I have more thoughts on building what I call a ‘rally car’ team - but that’s probably something for another time.

2. Impactful stuff

First, what is in your control is if certain ideas are attempting to point in the direction of your stated focus (problem to solve). This is the most important and easiest filter to apply.

For example, you likely wouldn’t do a monetisation test on the pricing page if your stated focus is to improve activation of your product post-sale.

That’s not rocket science.

Regarding size of impact though, the picture gets a bit more complicated.

The truth with RICE and other frameworks is that no one knows how impactful stuff will be. We can make educated guesses and delude ourselves with impact forecasts, but at some point of experience you realise that you just don’t know. The smallest changes can have big impact, and the biggest changes be flops.

Good experimentation and testing is used a tool of humility. It’s about doing what we believe in, but being humble enough to know that we’re not sure what will work.

“Design it like you’re right. Test it like you’re wrong.” is what one of my mentors drilled into my brain.

Opportunity sizing and uplift potential is an art more than a science. Eye up the size of the prize, but don’t get confident until you have the data from actually running the test. In predicting the size of an opportunity, be data-informed. Not data-led or data-driven. Make decisions combining the data you have, alongside your gut.

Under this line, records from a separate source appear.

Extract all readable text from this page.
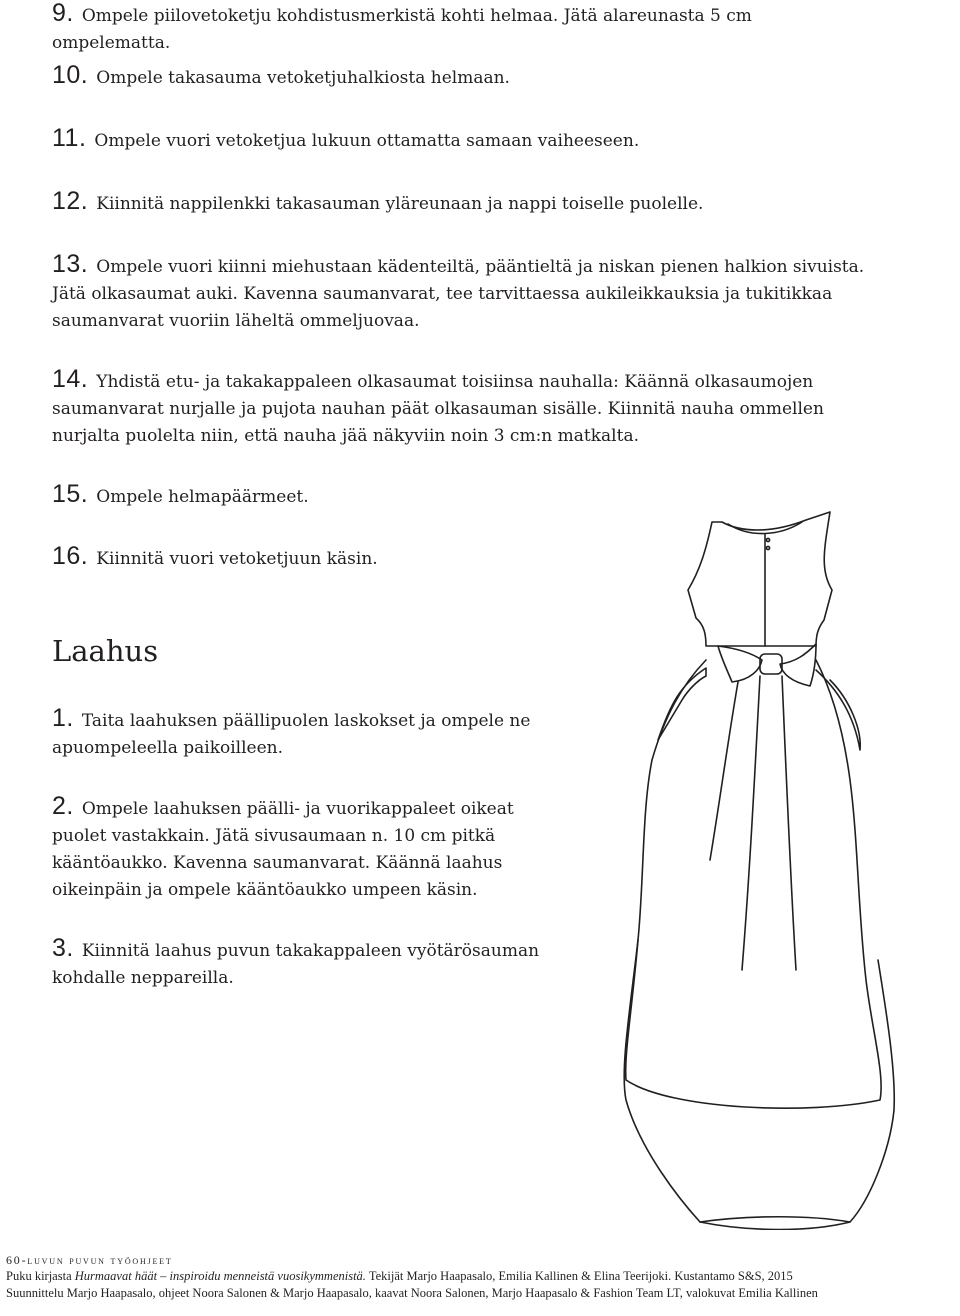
9. Ompele piilovetoketju kohdistusmerkistä kohti helmaa. Jätä alareunasta 5 cm ompelematta.
10. Ompele takasauma vetoketjuhalkiosta helmaan.
11. Ompele vuori vetoketjua lukuun ottamatta samaan vaiheeseen.
12. Kiinnitä nappilenkki takasauman yläreunaan ja nappi toiselle puolelle.
13. Ompele vuori kiinni miehustaan kädenteiltä, pääntieltä ja niskan pienen halkion sivuista. Jätä olkasaumat auki. Kavenna saumanvarat, tee tarvittaessa aukileikkauksia ja tukitikkaa saumanvarat vuoriin läheltä ommeljuovaa.
14. Yhdistä etu- ja takakappaleen olkasaumat toisiinsa nauhalla: Käännä olkasaumojen saumanvarat nurjalle ja pujota nauhan päät olkasauman sisälle. Kiinnitä nauha ommellen nurjalta puolelta niin, että nauha jää näkyviin noin 3 cm:n matkalta.
15. Ompele helmapäärmeet.
16. Kiinnitä vuori vetoketjuun käsin.
Laahus
1. Taita laahuksen päällipuolen laskokset ja ompele ne apuompeleella paikoilleen.
2. Ompele laahuksen päälli- ja vuorikappaleet oikeat puolet vastakkain. Jätä sivusaumaan n. 10 cm pitkä kääntöaukko. Kavenna saumanvarat. Käännä laahus oikeinpäin ja ompele kääntöaukko umpeen käsin.
3. Kiinnitä laahus puvun takakappaleen vyötärösauman kohdalle neppareilla.
60-luvun puvun työohjeet
Puku kirjasta Hurmaavat häät – inspiroidu menneistä vuosikymmenistä. Tekijät Marjo Haapasalo, Emilia Kallinen & Elina Teerijoki. Kustantamo S&S, 2015
Suunnittelu Marjo Haapasalo, ohjeet Noora Salonen & Marjo Haapasalo, kaavat Noora Salonen, Marjo Haapasalo & Fashion Team LT, valokuvat Emilia Kallinen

It sounds like huge cop out, but it’s the truth behind why most tests that turn out to be amazingly impactful get run. They simply wouldn’t be prioritised on the hard data alone.

Some people like to claim they’re messiahs that knew by analysing the data exactly what to do to capture some prize. Maybe those people exist. I’ve yet to meet one that hits any more consistently than one that combines the hard data with the glued together soft data in their head and the feel in their gut.

Being data-informed and training your gut will empower you to run tests you otherwise wouldn’t have prioritised.

You train your gut by being extremely close to your users, the business, the product, the industry, and more. This is why the discovery lake isn’t some performative exercise. It’s a continuous habit of bathing in the context and being a true domain expert in your users and business. This is the true product manager role, but in a product manager’s absence, whoever the growth lead is must take this on.

By practicing finding the sweet spot between what is right for this team and this time and what could be impactful, you will hone your skills. It’s like training to run a marathon. What the data tells you about how you can approach the training, combined with what your body is telling you.

From here, is where you’ll take items from the top of your prioritised list and set up a good test to actually build and run.

But I’m calling it here, for now

Ooft, that’s been a long read.

Like 10,000 words long.

Maybe you just skimmed it.

Regardless, if you made it here - nice work.

You’ve read my first pass at practically thinking about and doing product discovery, especially in growth contexts.

From this guide you should now:

  1. Understand the idea and value of continuous discovery and know how to build your own discovery lake
  2. Be able to generate insights from your lake
  3. Have frameworks for coming up with a whole load of ideas based on your insights, and
  4. Know how to prioritise those ideas based on your knowledge of your product and customers and where your team is.

Next, you’ll want to look at how to ensure you’re designing good tests of the ideas you’ve prioritised, but that’s a topic I’ll have to write about another day.

In the meantime, if you want a great book for running good tests, pick up this one called Trustworthy Online Controlled Experiments on Amazon or wherever. It’s mainly focused on A/B testing, but this kind of test is the bread and butter of the top right quadrant where you are - so it’s a good next step.